Digital and data skills cover a broad range of knowledge and competency areas. They range from basic abilities such as usage of foundational IT tools at one end to high value programming and analytical techniques at the other. There is a growing interest from government and industry in how the UK can realise the full potential offered by digital and data skills and capabilities.

focus in this post on three critical aspects of the digital and data skills environment which need to be understood to get the most out of these capabilities.

Key insights

We need to be specific when talking about data and digital skills

The terms data and digital skills cover a wide array of competencies, knowledge, and skills. In a project for the Geospatial Commission, we analysed real time job vacancy data to segment and track postings which specified some form of geospatial data skill. Even within this specific subset of digital skills we identified multiple clusters of geospatial skills by capability (e.g. data collection, data interpretation and sector specific), We also identified multiple categories of geospatial job posting, each of which required its own unique blend of geospatial skills.
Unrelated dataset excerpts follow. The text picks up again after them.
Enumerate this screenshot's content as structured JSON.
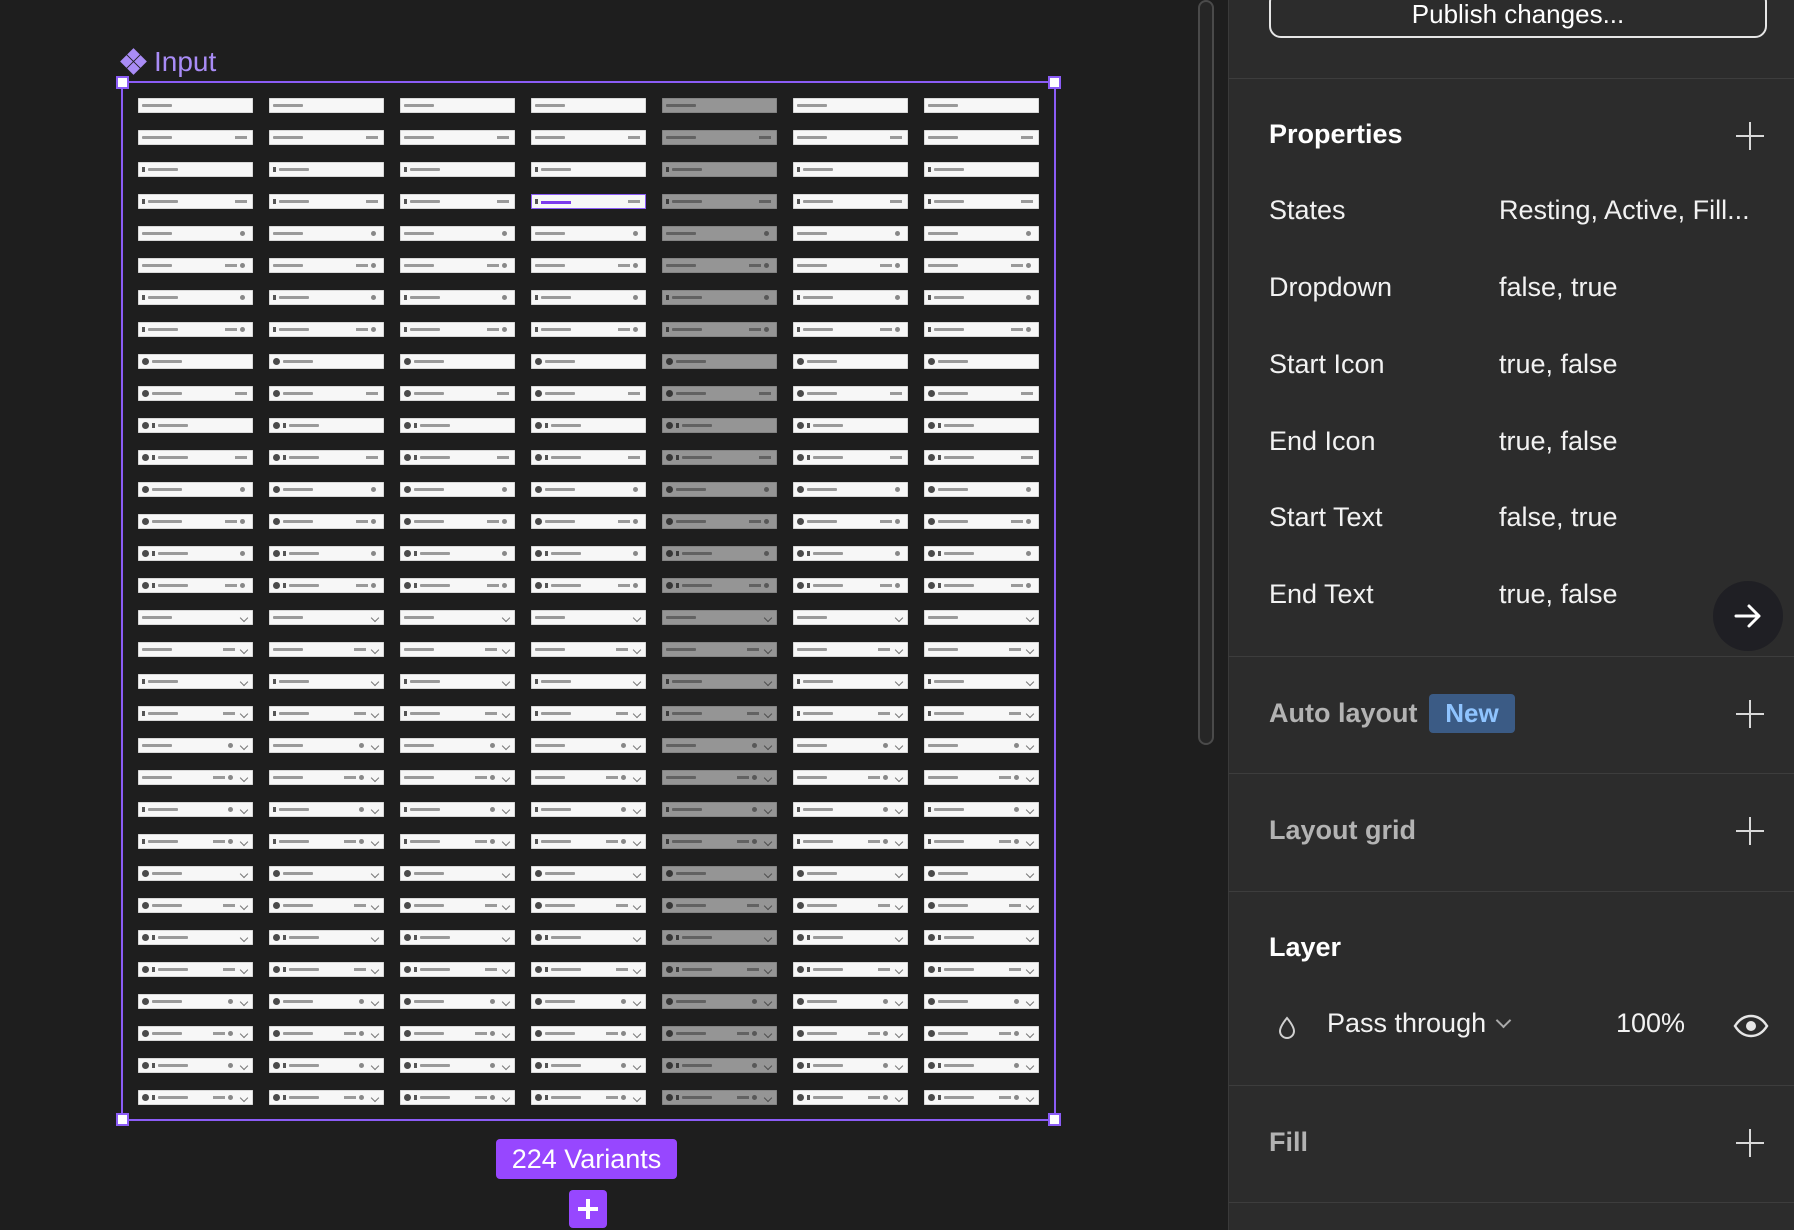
{
  "canvas": {
    "component_name": "Input",
    "variant_count_label": "224 Variants",
    "grid": {
      "columns": 7,
      "rows": 32
    }
  },
  "panel": {
    "publish_label": "Publish changes...",
    "properties": {
      "title": "Properties",
      "rows": [
        {
          "name": "States",
          "value": "Resting, Active, Fill..."
        },
        {
          "name": "Dropdown",
          "value": "false, true"
        },
        {
          "name": "Start Icon",
          "value": "true, false"
        },
        {
          "name": "End Icon",
          "value": "true, false"
        },
        {
          "name": "Start Text",
          "value": "false, true"
        },
        {
          "name": "End Text",
          "value": "true, false"
        }
      ]
    },
    "auto_layout": {
      "title": "Auto layout",
      "badge": "New"
    },
    "layout_grid": {
      "title": "Layout grid"
    },
    "layer": {
      "title": "Layer",
      "blend_mode": "Pass through",
      "opacity": "100%"
    },
    "fill": {
      "title": "Fill"
    }
  },
  "colors": {
    "canvas_bg": "#1e1e1e",
    "panel_bg": "#2c2c2c",
    "selection": "#8b5cf6",
    "variant_badge": "#9747ff",
    "new_badge_bg": "#3b5b85",
    "new_badge_text": "#8fc4ff"
  }
}
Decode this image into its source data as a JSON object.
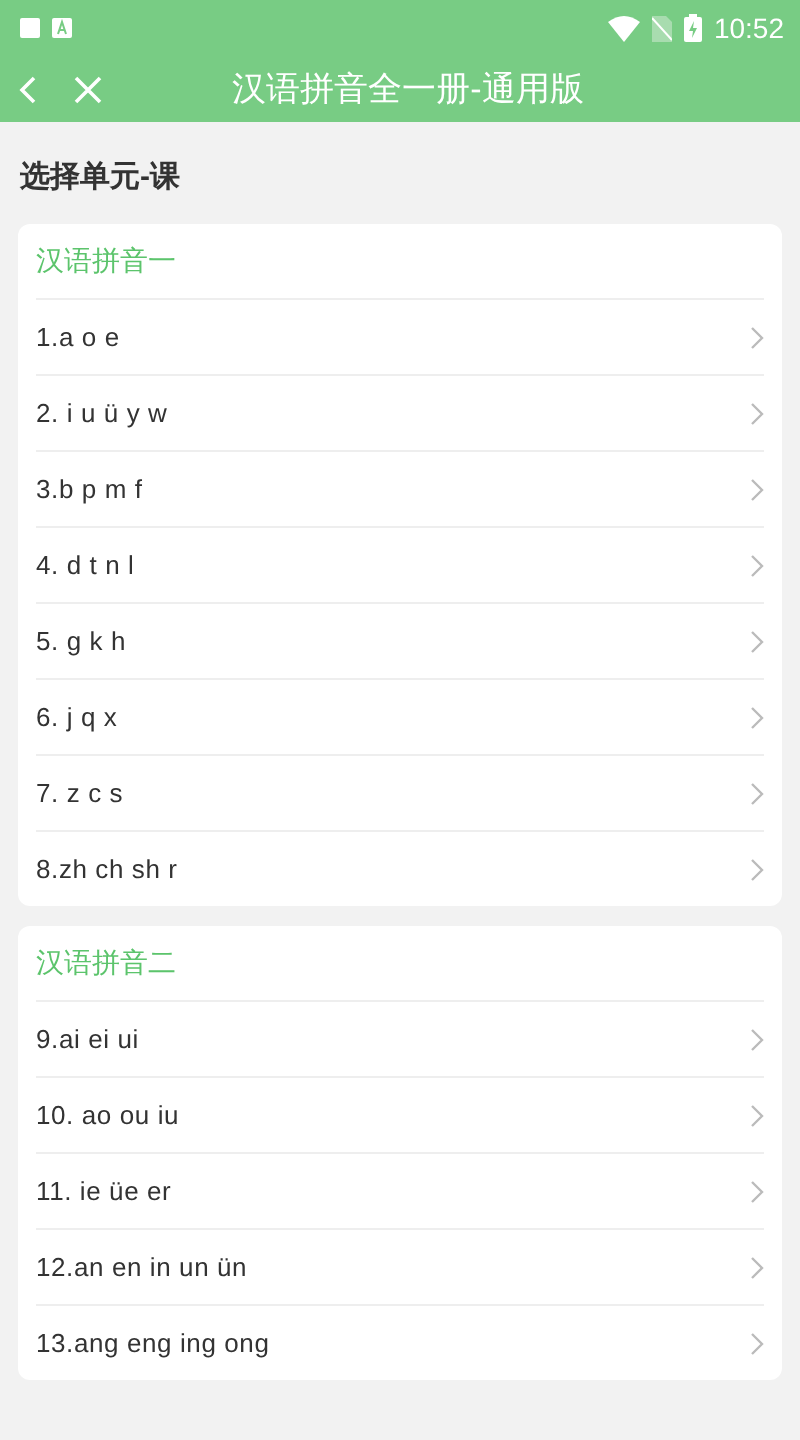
{
  "status_bar": {
    "time": "10:52"
  },
  "app_bar": {
    "title": "汉语拼音全一册-通用版"
  },
  "heading": "选择单元-课",
  "units": [
    {
      "title": "汉语拼音一",
      "lessons": [
        "1.a o e",
        "2. i u ü y w",
        "3.b p m f",
        "4. d t n l",
        "5. g k h",
        "6. j q x",
        "7. z c s",
        "8.zh ch sh r"
      ]
    },
    {
      "title": "汉语拼音二",
      "lessons": [
        "9.ai ei ui",
        "10. ao ou iu",
        "11. ie üe er",
        "12.an en in un ün",
        "13.ang eng ing ong"
      ]
    }
  ]
}
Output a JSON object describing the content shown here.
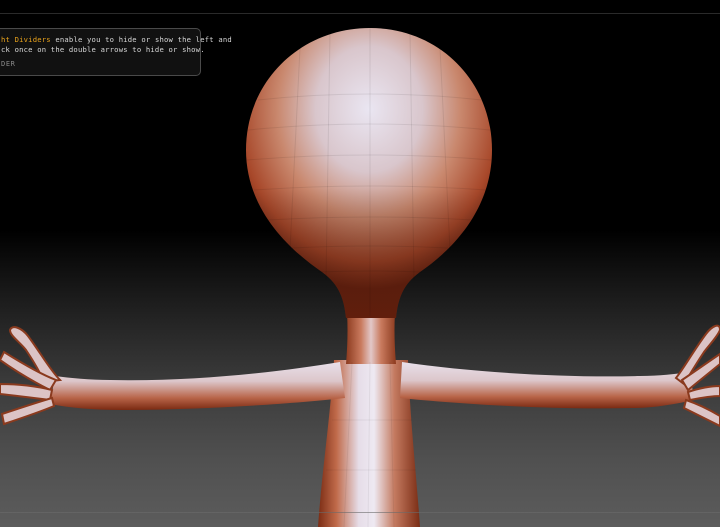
{
  "tooltip": {
    "highlight": "ht Dividers",
    "line1_rest": " enable you to hide or show the left and",
    "line2": "ck once on the double arrows to hide or show.",
    "footer": "DER"
  },
  "scene": {
    "model": "humanoid-sculpt",
    "material_color": "#c8643c",
    "highlight_color": "#e4dfee",
    "background_top": "#000000",
    "background_bottom": "#5c5c5c"
  }
}
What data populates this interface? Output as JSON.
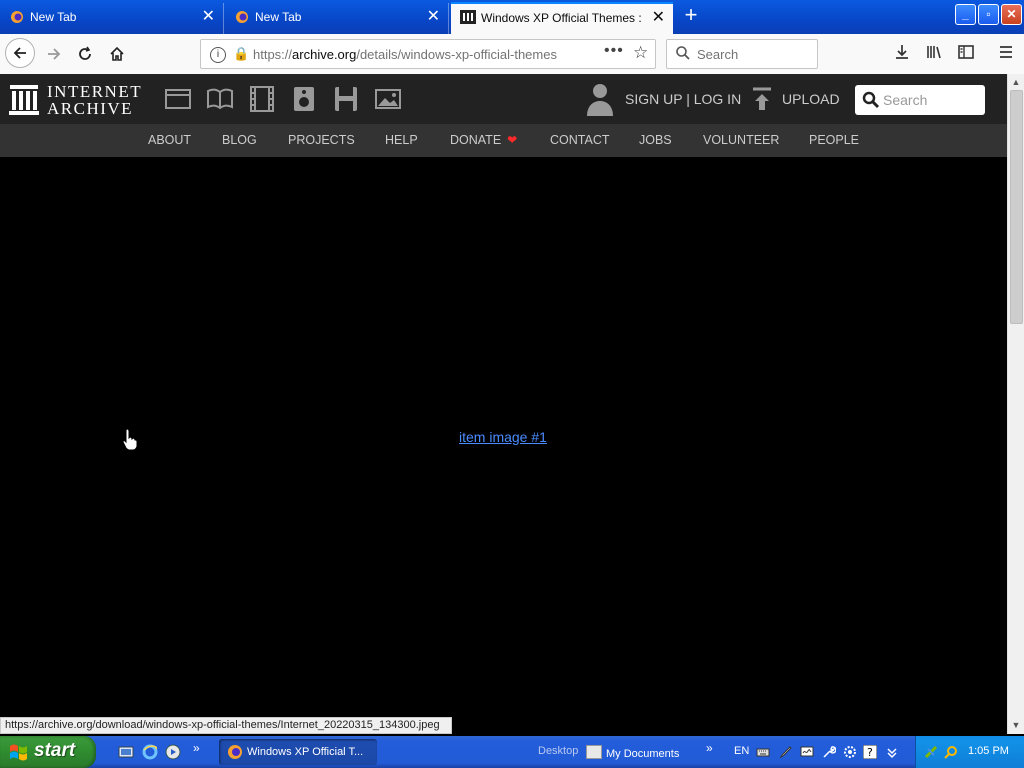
{
  "browser": {
    "tabs": [
      {
        "title": "New Tab",
        "active": false
      },
      {
        "title": "New Tab",
        "active": false
      },
      {
        "title": "Windows XP Official Themes : Mic",
        "active": true
      }
    ],
    "url_prefix": "https://",
    "url_host": "archive.org",
    "url_path": "/details/windows-xp-official-themes",
    "search_placeholder": "Search",
    "new_tab_label": "+",
    "close_glyph": "✕"
  },
  "ia_header": {
    "logo_line1": "INTERNET",
    "logo_line2": "ARCHIVE",
    "signup_label": "SIGN UP | LOG IN",
    "upload_label": "UPLOAD",
    "search_placeholder": "Search",
    "media_icons": [
      "web-icon",
      "texts-icon",
      "video-icon",
      "audio-icon",
      "software-icon",
      "images-icon"
    ]
  },
  "subnav": {
    "items": [
      "ABOUT",
      "BLOG",
      "PROJECTS",
      "HELP",
      "DONATE",
      "CONTACT",
      "JOBS",
      "VOLUNTEER",
      "PEOPLE"
    ],
    "donate_heart": "❤",
    "heart_color": "#ff2a2a"
  },
  "main": {
    "item_link": "item image #1"
  },
  "status_bar": {
    "text": "https://archive.org/download/windows-xp-official-themes/Internet_20220315_134300.jpeg"
  },
  "taskbar": {
    "start_label": "start",
    "task_button": "Windows XP Official T...",
    "desktop_label": "Desktop",
    "mydocs_label": "My Documents",
    "lang": "EN",
    "clock": "1:05 PM",
    "chevron": "»"
  },
  "colors": {
    "xp_blue": "#245dda",
    "start_green": "#2f8c2f",
    "ia_header_bg": "#222222",
    "ia_subnav_bg": "#333333",
    "link_blue": "#4a8cff"
  }
}
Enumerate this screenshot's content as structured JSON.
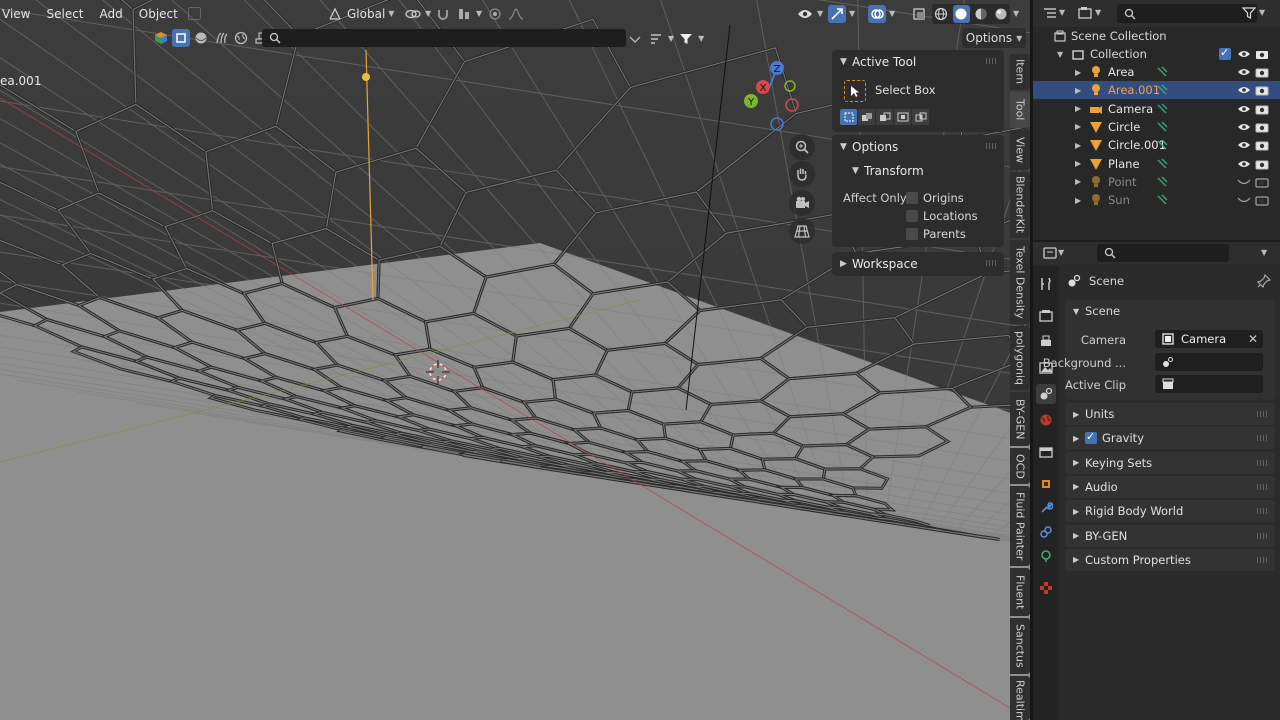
{
  "header": {
    "menus": [
      "View",
      "Select",
      "Add",
      "Object"
    ],
    "transform_orientation": "Global",
    "options_label": "Options"
  },
  "viewport": {
    "object_name": "ea.001"
  },
  "npanel": {
    "active_tool": {
      "title": "Active Tool",
      "tool_name": "Select Box"
    },
    "options": {
      "title": "Options",
      "transform": "Transform",
      "affect_only": "Affect Only",
      "checkboxes": [
        {
          "label": "Origins",
          "checked": false
        },
        {
          "label": "Locations",
          "checked": false
        },
        {
          "label": "Parents",
          "checked": false
        }
      ]
    },
    "workspace": "Workspace",
    "tabs": [
      "Item",
      "Tool",
      "View",
      "BlenderKit",
      "Texel Density",
      "polygoniq",
      "BY-GEN",
      "OCD",
      "Fluid Painter",
      "Fluent",
      "Sanctus",
      "Realtim"
    ]
  },
  "outliner": {
    "scene_collection": "Scene Collection",
    "collection": "Collection",
    "items": [
      {
        "name": "Area",
        "icon": "light-icon",
        "selected": false,
        "dim": false
      },
      {
        "name": "Area.001",
        "icon": "light-icon",
        "selected": true,
        "dim": false
      },
      {
        "name": "Camera",
        "icon": "camera-icon",
        "selected": false,
        "dim": false
      },
      {
        "name": "Circle",
        "icon": "mesh-icon",
        "selected": false,
        "dim": false
      },
      {
        "name": "Circle.001",
        "icon": "mesh-icon",
        "selected": false,
        "dim": false
      },
      {
        "name": "Plane",
        "icon": "mesh-icon",
        "selected": false,
        "dim": false
      },
      {
        "name": "Point",
        "icon": "light-icon",
        "selected": false,
        "dim": true
      },
      {
        "name": "Sun",
        "icon": "light-icon",
        "selected": false,
        "dim": true
      }
    ]
  },
  "properties": {
    "context": "Scene",
    "panel": "Scene",
    "camera_label": "Camera",
    "camera_value": "Camera",
    "background_label": "Background ...",
    "active_clip_label": "Active Clip",
    "sections": [
      "Units",
      "Gravity",
      "Keying Sets",
      "Audio",
      "Rigid Body World",
      "BY-GEN",
      "Custom Properties"
    ]
  },
  "colors": {
    "accent": "#4772b3",
    "selection": "#334d80",
    "light": "#e8a23a"
  }
}
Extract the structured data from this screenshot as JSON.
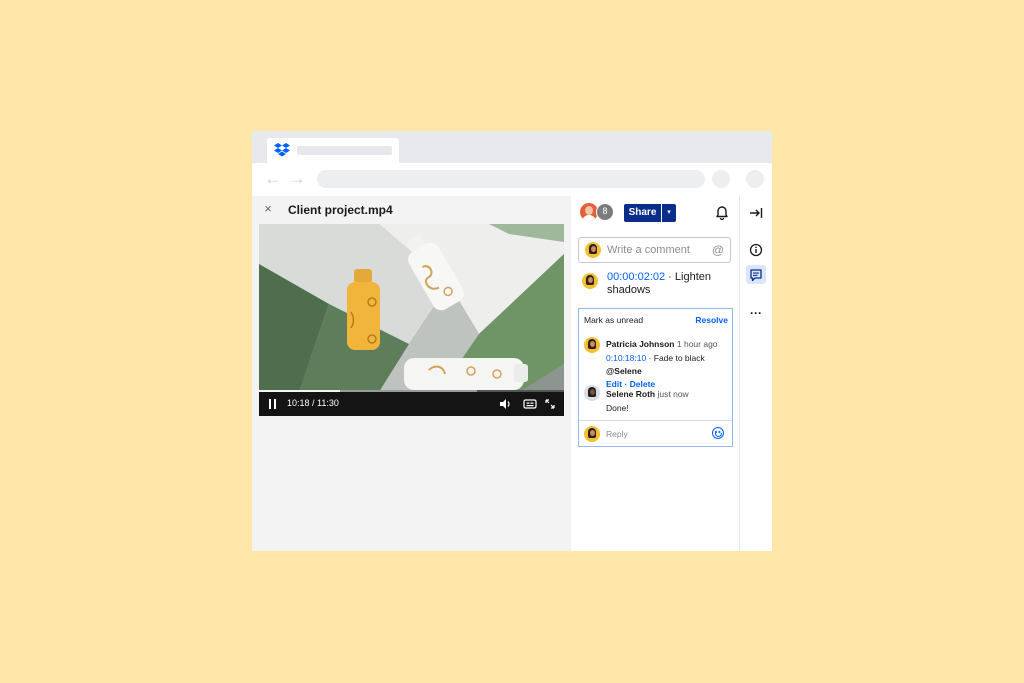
{
  "browser": {
    "tab_title": "",
    "address": ""
  },
  "file": {
    "close_label": "×",
    "title": "Client project.mp4"
  },
  "video": {
    "time_display": "10:18 / 11:30",
    "progress": 0.264
  },
  "header": {
    "collaborator_count": "8",
    "share_label": "Share",
    "share_caret": "▾"
  },
  "comment_box": {
    "placeholder": "Write a comment",
    "mention_symbol": "@"
  },
  "pinned_comment": {
    "timestamp": "00:00:02:02",
    "separator": " · ",
    "text": "Lighten shadows"
  },
  "thread": {
    "mark_unread": "Mark as unread",
    "resolve": "Resolve",
    "comment1": {
      "author": "Patricia Johnson",
      "time": "1 hour ago",
      "timestamp": "0:10:18:10",
      "separator": " · ",
      "text": "Fade to black",
      "mention": "@Selene"
    },
    "actions": {
      "edit": "Edit",
      "separator": " · ",
      "delete": "Delete"
    },
    "comment2": {
      "author": "Selene Roth",
      "time": "just now",
      "text": "Done!"
    },
    "reply_placeholder": "Reply"
  },
  "rail": {
    "more": "···"
  },
  "colors": {
    "background": "#fde6a8",
    "brand_blue": "#0061fe",
    "share_navy": "#0b2d8a"
  }
}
This highlights the importance of using an up-to-date comprehensive skills taxonomy that allows specific data and digital skills needs to be identified, classified and tracked over time. These taxonomies could in the future be linked to online vacancy data to inform skills shortages within and across specific jobs.

Job seekers need a rounded package of skills

Our examination of online job vacancy data highlighted that non-technical skills are always sought alongside digital skills. Unsurprisingly the precise mix varied across different types of role. Co-occurring capabilities included soft skills such as communication as well as more technical project management abilities with the specific mix varying both within and across sectors of the economy. Understanding the bundle of skills (both digital and non-digital) required for a specific role is vital as it will determine the interventions and education programmes that are needed to adequately prepare job seekers. This reinforces the need for occupation specific skill taxonomies which then could be linked to the National Qualifications Framework for example.

The mix of digital and non-digital skills varies across the country

As part of our work on the demand for geospatial skills we identified the labour markets (defined by travel to work areas) with relatively high proportion of geospatial postings (relative to all job postings) in Scotland, the South East of England, Northern Ireland and Wales as well as London. The precise mix of digital and non-digital skills demanded were found to vary according to the specific types of geospatial activities undertaken in those areas. This emphasises the need for governments and policymakers to rely on up-to-date information that allows for exploration of local area digital skills in terms of both demand and supply.